Yale researchers looked at about 57,000 child care providers around the country during May and June. They found a different picture.
“The amount of contact they had with child care was completely unrelated to whether or not they got sick with COVID-19 or were hospitalized with COVID-19,” Gilliam said.
Gilliam said most providers screened for illness and disinfected surfaces. Many didn’t wear masks — but Gilliam said that doesn’t mean masks are ineffective.
“Perhaps there’s just simple mechanics behind that, in terms of the fact that adults, when we breathe, we expel a lot more material than small children do with small lungs,” he said.

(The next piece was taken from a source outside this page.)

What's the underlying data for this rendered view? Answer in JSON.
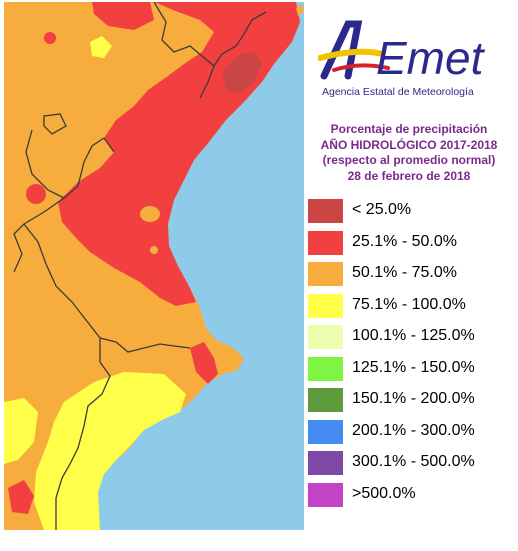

He said community spread is a bigger factor.
“In other words, is your area a hot spot? And if the COVID transmission rates are too high, it doesn’t really matter necessarily that the child care program isn’t spreading COVID-19. The child care providers will get sick in the community,” he said.
He said that makes it especially important for child care centers have all the supplies and staff they need to protect day care employees — and kids.